Manchmal korrigiert Tish sich, will etwas klarstellen, das sie zuvor vergessen hat zu erwähnen. Dann blendet der Film zurück: so flink, wie ein Autor einen Nebensatz einflicht. Tishs Erzählung bewegt sich frei zwischen Gegenwart und Vergangenheit, ihre Erinnerung ist ganz unmittelbar. Aber der Zuschauer weiß stets, auf welcher Zeitebene er sich gerade befindet. James Laxtons Kamera taucht die Rückblenden in helleres Licht und legt dunklere Schatten über die Gegenwart.
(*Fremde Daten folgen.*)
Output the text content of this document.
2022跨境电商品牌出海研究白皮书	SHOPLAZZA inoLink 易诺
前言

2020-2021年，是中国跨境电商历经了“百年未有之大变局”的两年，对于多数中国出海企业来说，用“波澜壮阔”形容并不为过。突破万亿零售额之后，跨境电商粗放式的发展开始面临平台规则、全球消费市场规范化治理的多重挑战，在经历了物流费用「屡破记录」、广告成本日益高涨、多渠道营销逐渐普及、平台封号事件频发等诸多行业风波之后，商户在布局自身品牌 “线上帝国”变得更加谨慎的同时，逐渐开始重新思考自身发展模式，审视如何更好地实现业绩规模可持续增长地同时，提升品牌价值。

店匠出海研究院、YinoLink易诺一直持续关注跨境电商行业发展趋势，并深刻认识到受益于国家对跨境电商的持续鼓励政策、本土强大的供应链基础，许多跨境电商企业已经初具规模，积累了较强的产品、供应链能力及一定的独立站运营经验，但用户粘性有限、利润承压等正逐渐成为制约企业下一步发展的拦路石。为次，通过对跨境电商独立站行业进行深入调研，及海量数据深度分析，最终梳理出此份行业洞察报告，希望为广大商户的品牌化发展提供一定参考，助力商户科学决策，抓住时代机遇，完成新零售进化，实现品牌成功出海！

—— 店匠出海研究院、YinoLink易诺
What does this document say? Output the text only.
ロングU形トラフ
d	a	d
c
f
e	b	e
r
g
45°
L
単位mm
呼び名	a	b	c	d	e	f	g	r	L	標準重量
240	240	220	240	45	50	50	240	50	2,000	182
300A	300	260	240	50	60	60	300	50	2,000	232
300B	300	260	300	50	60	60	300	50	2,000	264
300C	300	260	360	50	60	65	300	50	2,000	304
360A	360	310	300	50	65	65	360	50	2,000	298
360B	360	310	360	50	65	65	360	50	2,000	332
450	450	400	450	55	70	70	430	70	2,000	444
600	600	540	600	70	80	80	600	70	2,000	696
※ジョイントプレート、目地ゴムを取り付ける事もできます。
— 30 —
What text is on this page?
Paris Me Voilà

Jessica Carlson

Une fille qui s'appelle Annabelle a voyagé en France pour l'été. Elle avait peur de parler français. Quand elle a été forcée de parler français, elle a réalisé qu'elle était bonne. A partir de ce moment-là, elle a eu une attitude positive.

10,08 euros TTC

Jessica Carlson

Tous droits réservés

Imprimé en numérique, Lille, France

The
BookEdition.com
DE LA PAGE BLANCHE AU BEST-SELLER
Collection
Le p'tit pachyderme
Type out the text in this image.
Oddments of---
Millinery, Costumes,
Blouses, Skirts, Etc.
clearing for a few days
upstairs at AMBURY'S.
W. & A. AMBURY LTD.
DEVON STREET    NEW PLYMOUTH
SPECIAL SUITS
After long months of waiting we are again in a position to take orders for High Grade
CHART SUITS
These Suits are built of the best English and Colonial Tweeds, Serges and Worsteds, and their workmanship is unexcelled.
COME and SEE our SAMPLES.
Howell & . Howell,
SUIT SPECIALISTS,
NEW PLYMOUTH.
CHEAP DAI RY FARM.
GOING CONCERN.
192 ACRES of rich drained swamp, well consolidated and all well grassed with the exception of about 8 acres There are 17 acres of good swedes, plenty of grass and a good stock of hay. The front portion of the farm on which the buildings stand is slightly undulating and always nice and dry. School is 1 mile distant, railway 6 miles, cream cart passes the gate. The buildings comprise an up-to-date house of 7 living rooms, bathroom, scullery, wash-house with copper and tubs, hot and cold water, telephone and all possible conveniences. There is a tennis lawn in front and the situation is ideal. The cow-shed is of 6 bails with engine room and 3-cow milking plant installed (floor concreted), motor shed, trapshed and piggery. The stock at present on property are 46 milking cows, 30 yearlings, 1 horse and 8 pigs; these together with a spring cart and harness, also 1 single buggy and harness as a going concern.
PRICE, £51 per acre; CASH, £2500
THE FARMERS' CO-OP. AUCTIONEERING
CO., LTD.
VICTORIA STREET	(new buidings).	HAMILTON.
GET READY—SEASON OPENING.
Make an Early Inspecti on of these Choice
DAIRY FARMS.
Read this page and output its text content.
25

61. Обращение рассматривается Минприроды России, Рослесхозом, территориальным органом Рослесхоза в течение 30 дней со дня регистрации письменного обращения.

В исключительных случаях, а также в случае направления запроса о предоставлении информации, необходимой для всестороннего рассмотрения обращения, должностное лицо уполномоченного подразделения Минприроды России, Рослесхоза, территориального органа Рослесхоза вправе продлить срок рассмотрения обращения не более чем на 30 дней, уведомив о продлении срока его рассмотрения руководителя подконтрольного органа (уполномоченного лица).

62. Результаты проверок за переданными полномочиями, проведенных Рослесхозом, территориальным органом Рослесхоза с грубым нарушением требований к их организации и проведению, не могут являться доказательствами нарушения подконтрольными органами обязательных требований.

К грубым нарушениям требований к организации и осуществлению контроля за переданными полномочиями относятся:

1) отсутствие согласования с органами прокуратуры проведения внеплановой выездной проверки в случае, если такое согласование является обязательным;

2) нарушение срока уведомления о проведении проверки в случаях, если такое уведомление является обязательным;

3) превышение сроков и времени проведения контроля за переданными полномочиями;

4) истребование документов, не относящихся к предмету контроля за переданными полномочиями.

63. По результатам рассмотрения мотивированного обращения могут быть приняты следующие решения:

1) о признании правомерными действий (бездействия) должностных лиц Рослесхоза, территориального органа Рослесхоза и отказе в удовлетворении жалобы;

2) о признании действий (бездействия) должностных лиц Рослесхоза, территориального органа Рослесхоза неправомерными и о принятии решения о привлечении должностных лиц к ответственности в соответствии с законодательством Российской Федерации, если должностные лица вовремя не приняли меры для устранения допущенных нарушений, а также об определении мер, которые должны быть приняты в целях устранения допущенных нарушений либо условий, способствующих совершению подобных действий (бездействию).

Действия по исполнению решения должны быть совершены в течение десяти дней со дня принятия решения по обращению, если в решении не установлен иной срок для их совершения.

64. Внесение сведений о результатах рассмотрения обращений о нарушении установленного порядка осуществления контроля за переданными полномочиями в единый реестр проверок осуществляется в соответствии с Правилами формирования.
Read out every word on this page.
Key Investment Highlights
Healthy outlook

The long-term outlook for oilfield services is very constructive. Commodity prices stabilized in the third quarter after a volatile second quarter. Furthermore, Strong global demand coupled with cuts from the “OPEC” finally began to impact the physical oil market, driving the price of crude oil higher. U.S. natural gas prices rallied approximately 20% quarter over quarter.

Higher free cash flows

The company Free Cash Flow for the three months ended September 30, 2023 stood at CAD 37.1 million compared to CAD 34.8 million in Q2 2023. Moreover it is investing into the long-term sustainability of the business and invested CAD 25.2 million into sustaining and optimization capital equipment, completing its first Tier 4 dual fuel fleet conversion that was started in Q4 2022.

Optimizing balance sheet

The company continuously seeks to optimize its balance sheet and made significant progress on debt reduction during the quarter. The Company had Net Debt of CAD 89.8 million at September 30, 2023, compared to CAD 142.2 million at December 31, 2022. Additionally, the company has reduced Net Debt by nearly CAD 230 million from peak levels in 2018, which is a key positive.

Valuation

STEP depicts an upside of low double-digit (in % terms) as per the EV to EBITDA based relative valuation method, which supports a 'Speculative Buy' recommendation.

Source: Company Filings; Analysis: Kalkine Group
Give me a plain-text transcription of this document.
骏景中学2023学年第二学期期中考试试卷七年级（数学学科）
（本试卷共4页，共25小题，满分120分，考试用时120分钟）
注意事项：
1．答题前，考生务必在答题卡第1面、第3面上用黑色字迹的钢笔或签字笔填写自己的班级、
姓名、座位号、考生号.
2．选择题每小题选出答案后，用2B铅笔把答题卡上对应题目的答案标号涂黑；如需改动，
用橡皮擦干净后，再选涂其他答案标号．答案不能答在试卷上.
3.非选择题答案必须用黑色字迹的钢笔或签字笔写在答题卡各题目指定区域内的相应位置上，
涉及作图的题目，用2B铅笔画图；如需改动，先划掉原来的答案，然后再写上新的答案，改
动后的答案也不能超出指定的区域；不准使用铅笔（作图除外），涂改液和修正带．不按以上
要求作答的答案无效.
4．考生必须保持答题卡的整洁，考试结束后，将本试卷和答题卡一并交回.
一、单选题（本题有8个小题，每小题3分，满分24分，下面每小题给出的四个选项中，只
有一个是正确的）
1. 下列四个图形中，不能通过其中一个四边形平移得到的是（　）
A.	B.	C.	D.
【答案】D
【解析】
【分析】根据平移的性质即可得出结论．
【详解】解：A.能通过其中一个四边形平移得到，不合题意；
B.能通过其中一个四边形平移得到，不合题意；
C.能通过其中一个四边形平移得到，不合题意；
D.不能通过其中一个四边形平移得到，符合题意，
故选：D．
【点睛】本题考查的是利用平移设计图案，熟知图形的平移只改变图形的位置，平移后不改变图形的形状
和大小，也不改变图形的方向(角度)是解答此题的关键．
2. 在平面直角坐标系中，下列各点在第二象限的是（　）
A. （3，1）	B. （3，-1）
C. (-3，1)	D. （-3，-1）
Tish und Fonny (Stephan James) sind seit ein paar Jahren ein Paar. Dass sie seit ihrer Kindheit unzertrennlich sind, ist wie eine Besiegelung ihrer Liebe: Sie ergibt einen Sinn. Zu Beginn des Films besucht sie ihn im Gefängnis. Er ist angeklagt, eine Einwanderin aus Puerto Rico vergewaltigt zu haben. Ihre Familien wissen, dass Fonny zu so einer Tat nicht fähig ist. Und Tish kann ihm ein Alibi geben: Er war mit ihr und einem Freund zusammen. Aber die Aussage einer Schwarzen hat 1974 nicht viel Gewicht vor einem amerikanischen Gericht. Nun, am Anfang, eröffnet Tish ihm, dass sie schwanger ist. Das ist ein großes Glück für beide, auch wenn ihre Hoffnung gering ist, dass er bald aus der Haft entlassen wird. Es ist auch ein großes Glück für Tishs Familie und könnte eines für die von Fonny sein, wäre seine Mutter nicht so bigott.
Barry Jenkins besitzt, das ist schon in »Moonlight« zu sehen, ein souveränes Gespür für Atmosphäre, für das, was an Emotionen zwischen Menschen und in Räumen zirkuliert. Kaum ein anderer Regisseur der Gegenwart kann das Timbre eines Moments so stimmig einfangen; nur wenige können eine solch einnehmende Nähe zu ihren Charakteren herstellen. In »Beale Street« erweckt er, inspiriert von der Straßenfotografie von Gordon Parks und Jack Garofalo, eine Epoche zu pulsierendem Leben, in der er noch nicht geboren war. Es gelingt ihm, einem Melodram romantische Integrität zu verleihen, das der harschen Realität trotzt, ohne die Augen vor ihr zu verschließen. Ohne die Perspektive von Tish wäre das nicht gelungen; sie filtert den Zorn, den ihr Autor empfand.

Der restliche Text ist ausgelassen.